Qui a peur de la citronnelle ?

Elle est quand même un peu bizarre, cette décision de Santé Canada de bannir tous les chasse-moustiques à base de citronnelle d’ici la fin de l’année. J’ai beau retourner la chose dans tous les sens — et ne pas avoir plus d’atomes crochus qu’il ne le faut avec la mythologie entourant les «produits naturels» —, l’affaire a toutes les allures d’un faux problème. Enfin, vous me direz bien ce que vous en pensez…

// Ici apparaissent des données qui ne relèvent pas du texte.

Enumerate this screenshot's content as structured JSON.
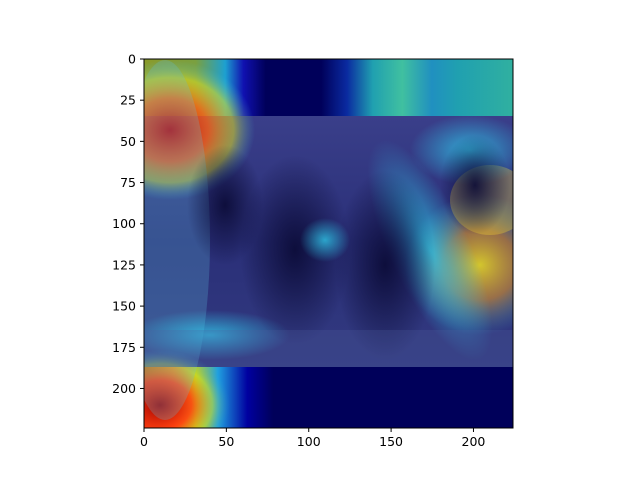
{
  "figure": {
    "description_free": true
  },
  "axes": {
    "x_ticks": [
      "0",
      "50",
      "100",
      "150",
      "200"
    ],
    "y_ticks": [
      "0",
      "25",
      "50",
      "75",
      "100",
      "125",
      "150",
      "175",
      "200"
    ],
    "x_range": [
      0,
      224
    ],
    "y_range": [
      0,
      224
    ],
    "y_inverted": true
  },
  "colors": {
    "colormap": "jet",
    "overlay_low": "#00005a",
    "overlay_high": "#a00000"
  }
}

Plante originaire d’Asie, la citronnelle est utilisée depuis longtemps pour ses qualités culinaires, mais aussi insecticides (voir ici pour une belle démonstration). Appliquée sur la peau, il semble qu’elle masque certaines de nos odeurs et nous rende plus ou moins invisibles pour les moustiques. En 2004, Santé Canada avait fait une revue de littérature scientifique au sujet d’une possible toxicité de l’huile de citronnelle, et il s’est avéré qu’une de ses composantes, le méthyl eugénol (qui compose 0,1 à 1 % de l’huile, selon le sous-type), est très probablement un cancérigène. Toutefois, lit-on sur le site de Santé Canada, «comme le Ministère n’avait détecté aucun risque pour la santé, il a décidé de ne pas retirer ces insectifuges du marché jusqu’à ce qu’une décision définitive soit prise».

À ma connaissance, rien de nouveau ne semble avoir émergé depuis 2004 — voir notamment cette fiche de 2013 du National Pesticide Information Center, qui ne trouve pas d’effet cancérigène ou autre à l’huile de citronnelle. Mais Santé Canada a quand même décrété que tous les chasse-moustique à base de citronnelle devront être retirés des tablettes avant la fin de l’année, disant que la preuve de l’innocuité du produit n’a pas été faite de manière satisfaisante.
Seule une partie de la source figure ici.